At the first annual Corporate Sustainability Summit in Austin, Texas last week, much of the conversation and many of the seminars centered around overcoming hurdles to sustainability. At one point during the conference put on by The Center for Corporate Sustainability, the moderator asked all attendees to write down their top 3 hurdles. The three that emerged most frequently were as follows:
1) Culture, culture, culture - One attendee actually wrote this as all three of his hurdles. What he meant was that at his organization, sustainability simply wasn't a priority. He was an "insurgent" (as opposed to a "champion") in the lingo adopted by the summit after a fantastic presentation by Kit Tuveson of Tuveson and Associates on how to present to the C-suite. One way to overcome this hurdle, Tuveson explained, is to find a fellow insurgent in the C-suite. It may surprise you to find that there is a C-suiter just as interested in sustainability as you are, but hasn't made that known because s/he didn't recognize it as a corporate priority either.
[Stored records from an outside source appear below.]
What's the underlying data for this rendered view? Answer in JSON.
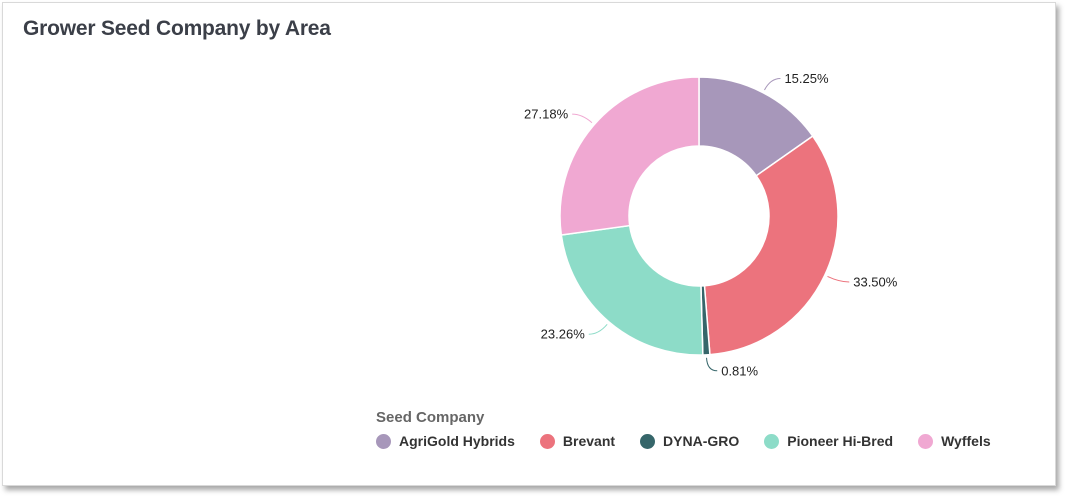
{
  "card": {
    "title": "Grower Seed Company by Area"
  },
  "legend": {
    "title": "Seed Company"
  },
  "chart_data": {
    "type": "pie",
    "variant": "donut",
    "title": "Grower Seed Company by Area",
    "legend_title": "Seed Company",
    "legend_position": "bottom",
    "series": [
      {
        "name": "AgriGold Hybrids",
        "value": 15.25,
        "label": "15.25%",
        "color": "#a797ba"
      },
      {
        "name": "Brevant",
        "value": 33.5,
        "label": "33.50%",
        "color": "#ec737d"
      },
      {
        "name": "DYNA-GRO",
        "value": 0.81,
        "label": "0.81%",
        "color": "#36666a"
      },
      {
        "name": "Pioneer Hi-Bred",
        "value": 23.26,
        "label": "23.26%",
        "color": "#8ddcc8"
      },
      {
        "name": "Wyffels",
        "value": 27.18,
        "label": "27.18%",
        "color": "#f0a8d2"
      }
    ]
  }
}
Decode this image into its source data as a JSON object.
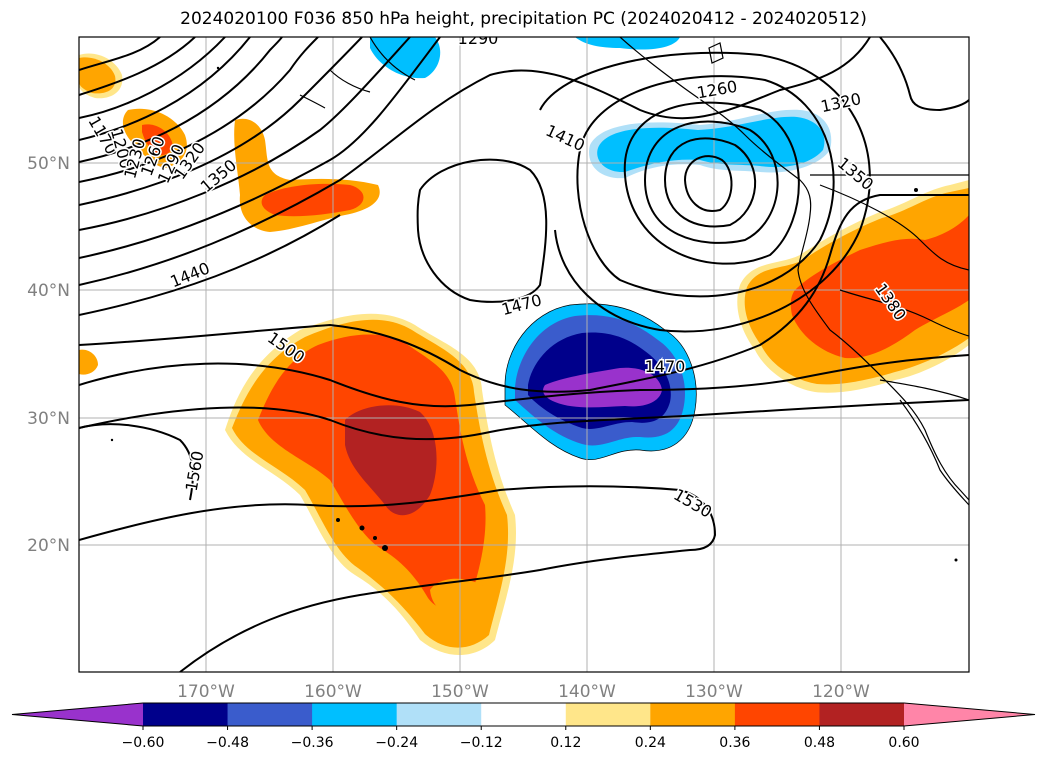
{
  "title": "2024020100 F036 850 hPa height, precipitation PC (2024020412 - 2024020512)",
  "map": {
    "lat_labels": [
      "50°N",
      "40°N",
      "30°N",
      "20°N"
    ],
    "lon_labels": [
      "170°W",
      "160°W",
      "150°W",
      "140°W",
      "130°W",
      "120°W"
    ],
    "contour_labels": [
      "1170",
      "1200",
      "1230",
      "1260",
      "1290",
      "1320",
      "1350",
      "1440",
      "1500",
      "1560",
      "1410",
      "1470",
      "1470",
      "1530",
      "1290",
      "1260",
      "1320",
      "1350",
      "1380"
    ]
  },
  "colorbar": {
    "ticks": [
      "−0.60",
      "−0.48",
      "−0.36",
      "−0.24",
      "−0.12",
      "0.12",
      "0.24",
      "0.36",
      "0.48",
      "0.60"
    ],
    "colors": [
      "#9932cc",
      "#00008b",
      "#3a5ccc",
      "#00bfff",
      "#b0e0f8",
      "#ffffff",
      "#ffe68a",
      "#ffa500",
      "#ff4500",
      "#b22222",
      "#ff85a8"
    ]
  }
}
The other component of culture is employee buy-in. Many facility folks are surprised to find that once any sustainability initiative is begun, support from the bottom up arrives from every corner of the business. People want to do this, and just need a leader. So, the best advice: Find other insurgents, start a grass roots campaign, begin making some noise!
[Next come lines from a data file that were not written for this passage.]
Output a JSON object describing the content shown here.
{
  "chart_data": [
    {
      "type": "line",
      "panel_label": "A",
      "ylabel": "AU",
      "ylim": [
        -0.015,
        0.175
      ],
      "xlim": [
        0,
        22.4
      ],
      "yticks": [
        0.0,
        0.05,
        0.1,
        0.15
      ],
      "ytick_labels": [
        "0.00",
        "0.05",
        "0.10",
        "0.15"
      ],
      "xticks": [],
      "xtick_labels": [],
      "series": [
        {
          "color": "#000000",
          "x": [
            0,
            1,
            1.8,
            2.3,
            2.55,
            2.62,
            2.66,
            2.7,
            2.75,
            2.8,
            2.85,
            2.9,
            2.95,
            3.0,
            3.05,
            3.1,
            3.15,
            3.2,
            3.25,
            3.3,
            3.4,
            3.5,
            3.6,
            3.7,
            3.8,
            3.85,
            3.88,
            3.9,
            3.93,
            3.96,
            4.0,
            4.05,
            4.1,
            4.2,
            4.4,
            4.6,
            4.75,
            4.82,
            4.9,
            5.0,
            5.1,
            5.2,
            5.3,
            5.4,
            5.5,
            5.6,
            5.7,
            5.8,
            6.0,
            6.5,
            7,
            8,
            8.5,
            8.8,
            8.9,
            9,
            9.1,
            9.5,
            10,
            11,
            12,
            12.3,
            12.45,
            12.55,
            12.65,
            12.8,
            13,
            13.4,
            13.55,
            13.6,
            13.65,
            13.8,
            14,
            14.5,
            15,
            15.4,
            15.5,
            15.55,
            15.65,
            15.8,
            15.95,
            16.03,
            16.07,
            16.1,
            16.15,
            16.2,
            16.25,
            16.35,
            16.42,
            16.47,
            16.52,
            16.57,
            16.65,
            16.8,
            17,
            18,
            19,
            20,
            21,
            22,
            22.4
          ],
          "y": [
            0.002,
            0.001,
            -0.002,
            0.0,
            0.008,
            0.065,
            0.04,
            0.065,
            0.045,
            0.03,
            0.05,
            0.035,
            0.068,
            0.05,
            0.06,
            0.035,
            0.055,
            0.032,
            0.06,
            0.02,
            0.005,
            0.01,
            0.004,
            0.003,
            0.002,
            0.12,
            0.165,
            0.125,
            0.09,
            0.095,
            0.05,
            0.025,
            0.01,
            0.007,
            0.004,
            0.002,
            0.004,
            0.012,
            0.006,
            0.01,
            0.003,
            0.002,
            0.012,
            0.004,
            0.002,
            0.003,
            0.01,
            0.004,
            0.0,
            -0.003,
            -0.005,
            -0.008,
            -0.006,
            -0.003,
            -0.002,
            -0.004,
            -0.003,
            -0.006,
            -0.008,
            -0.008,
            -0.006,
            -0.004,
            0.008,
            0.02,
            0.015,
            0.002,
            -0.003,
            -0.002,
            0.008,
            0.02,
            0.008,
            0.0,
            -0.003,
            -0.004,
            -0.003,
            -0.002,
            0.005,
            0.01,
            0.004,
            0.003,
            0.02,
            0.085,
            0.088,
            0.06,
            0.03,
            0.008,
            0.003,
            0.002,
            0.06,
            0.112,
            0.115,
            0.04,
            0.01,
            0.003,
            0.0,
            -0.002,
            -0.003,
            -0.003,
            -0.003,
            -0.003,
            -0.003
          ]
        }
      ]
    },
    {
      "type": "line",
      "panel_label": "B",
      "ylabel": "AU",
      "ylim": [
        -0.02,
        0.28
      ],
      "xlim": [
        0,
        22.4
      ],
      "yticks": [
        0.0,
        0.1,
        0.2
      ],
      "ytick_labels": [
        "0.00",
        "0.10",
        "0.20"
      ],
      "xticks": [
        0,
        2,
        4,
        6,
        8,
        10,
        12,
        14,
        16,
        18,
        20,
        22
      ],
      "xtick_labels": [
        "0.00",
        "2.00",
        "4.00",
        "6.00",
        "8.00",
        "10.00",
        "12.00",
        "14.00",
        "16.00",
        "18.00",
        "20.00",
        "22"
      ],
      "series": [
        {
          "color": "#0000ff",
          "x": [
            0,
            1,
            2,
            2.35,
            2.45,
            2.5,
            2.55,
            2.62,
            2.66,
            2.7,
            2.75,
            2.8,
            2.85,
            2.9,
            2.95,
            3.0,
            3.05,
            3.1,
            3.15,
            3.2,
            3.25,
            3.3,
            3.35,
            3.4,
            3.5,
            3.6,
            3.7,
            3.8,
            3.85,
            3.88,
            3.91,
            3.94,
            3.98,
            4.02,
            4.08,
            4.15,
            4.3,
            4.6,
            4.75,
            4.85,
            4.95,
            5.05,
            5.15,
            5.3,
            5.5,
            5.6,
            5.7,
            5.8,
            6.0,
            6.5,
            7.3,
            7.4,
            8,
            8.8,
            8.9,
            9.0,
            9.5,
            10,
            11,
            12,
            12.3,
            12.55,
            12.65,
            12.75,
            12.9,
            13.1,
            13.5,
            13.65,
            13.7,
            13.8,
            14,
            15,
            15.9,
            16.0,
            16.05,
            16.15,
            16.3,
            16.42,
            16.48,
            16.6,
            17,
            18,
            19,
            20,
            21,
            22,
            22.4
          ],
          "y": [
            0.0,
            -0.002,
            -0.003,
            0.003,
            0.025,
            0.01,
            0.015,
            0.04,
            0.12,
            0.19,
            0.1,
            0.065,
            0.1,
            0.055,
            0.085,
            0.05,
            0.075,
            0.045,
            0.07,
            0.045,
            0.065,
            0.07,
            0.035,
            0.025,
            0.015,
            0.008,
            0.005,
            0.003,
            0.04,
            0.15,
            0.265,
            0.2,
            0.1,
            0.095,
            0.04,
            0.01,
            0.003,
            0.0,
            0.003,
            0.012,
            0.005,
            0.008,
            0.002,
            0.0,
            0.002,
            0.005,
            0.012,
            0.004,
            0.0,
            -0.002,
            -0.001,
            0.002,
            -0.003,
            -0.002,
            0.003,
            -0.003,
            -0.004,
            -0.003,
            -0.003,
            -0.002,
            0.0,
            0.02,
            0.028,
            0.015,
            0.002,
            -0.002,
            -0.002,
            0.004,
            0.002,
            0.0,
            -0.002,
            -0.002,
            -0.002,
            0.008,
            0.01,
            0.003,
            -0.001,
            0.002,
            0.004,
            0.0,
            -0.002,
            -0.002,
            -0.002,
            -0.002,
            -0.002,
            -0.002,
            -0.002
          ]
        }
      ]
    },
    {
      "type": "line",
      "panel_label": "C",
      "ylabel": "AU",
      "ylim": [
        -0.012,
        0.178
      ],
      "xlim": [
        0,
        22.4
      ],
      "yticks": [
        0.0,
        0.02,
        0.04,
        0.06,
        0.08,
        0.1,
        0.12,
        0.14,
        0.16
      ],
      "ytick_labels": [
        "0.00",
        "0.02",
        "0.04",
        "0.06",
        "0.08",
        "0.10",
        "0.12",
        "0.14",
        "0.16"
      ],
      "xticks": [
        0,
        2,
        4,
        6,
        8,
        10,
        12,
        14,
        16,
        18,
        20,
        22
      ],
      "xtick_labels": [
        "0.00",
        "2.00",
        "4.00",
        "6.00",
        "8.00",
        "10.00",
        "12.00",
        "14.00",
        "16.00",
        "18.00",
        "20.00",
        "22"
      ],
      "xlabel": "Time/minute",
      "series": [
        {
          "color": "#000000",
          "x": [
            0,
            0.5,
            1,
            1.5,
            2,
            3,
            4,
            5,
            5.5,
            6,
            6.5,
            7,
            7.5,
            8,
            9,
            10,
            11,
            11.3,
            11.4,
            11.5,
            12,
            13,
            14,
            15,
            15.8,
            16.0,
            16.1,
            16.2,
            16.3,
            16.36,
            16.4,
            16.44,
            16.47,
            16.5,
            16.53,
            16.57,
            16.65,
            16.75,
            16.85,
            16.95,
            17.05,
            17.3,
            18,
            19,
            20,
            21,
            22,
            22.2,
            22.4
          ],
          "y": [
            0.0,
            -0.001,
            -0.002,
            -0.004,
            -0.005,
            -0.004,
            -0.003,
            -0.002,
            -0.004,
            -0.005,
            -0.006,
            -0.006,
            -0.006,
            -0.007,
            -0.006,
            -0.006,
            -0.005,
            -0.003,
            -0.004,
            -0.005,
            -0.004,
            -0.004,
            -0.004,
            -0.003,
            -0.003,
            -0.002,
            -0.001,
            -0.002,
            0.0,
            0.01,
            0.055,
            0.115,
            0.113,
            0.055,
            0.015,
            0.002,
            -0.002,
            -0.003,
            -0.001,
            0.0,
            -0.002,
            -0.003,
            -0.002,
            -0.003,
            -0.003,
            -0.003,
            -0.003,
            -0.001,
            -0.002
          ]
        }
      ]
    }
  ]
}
2) Time and money - Of course, right? In between hot/cold calls and driving cost out of your department after a recession-induced budget cut, who has time to consider sustainability also? Regarding time, sustainability simply must become a priority - cordone off some time each week to work on it. Regarding money, well, you've no-doubt heard the mantra that sustainability doesn't cost, it makes money. Start with some simple operational changes - or very low-cost upgrades (like vendor-misers on vending machines) and get some success stories under your belt.
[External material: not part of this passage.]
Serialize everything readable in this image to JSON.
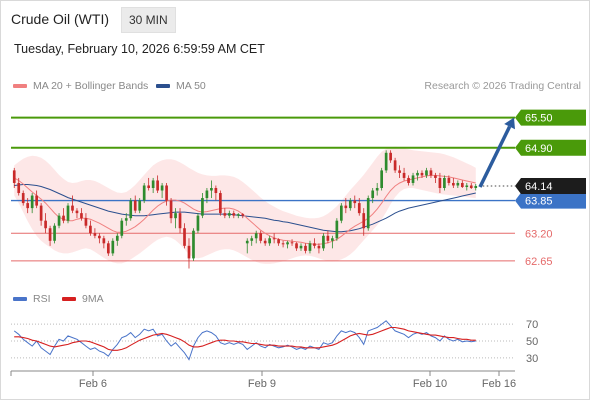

3) Measuring and reporting results - Much of the discussion around this came down to attendees being daunted about where to start and how to collect data to report. The first presentation of the conference was by Ron Herbst, head of energy management and sustainability for Deutsche Bank, who showed how he had put together an incredibly comprehensive carbon emissions reporting and reduction plan in just over a year and a half. As impressive as it was, the presentation almost was counterproductive in that some attendees looked at Herbst's plan as an impossible standard to live up to. But the advice that emerged throughout the conference was simple: "Just start somewhere." Even if it's just putting your utilty data into a spread sheet, or calculating your Energy Star score, or checking off a few of the credits in the LEED-EB: O&M rating system. Just...start...somwhere.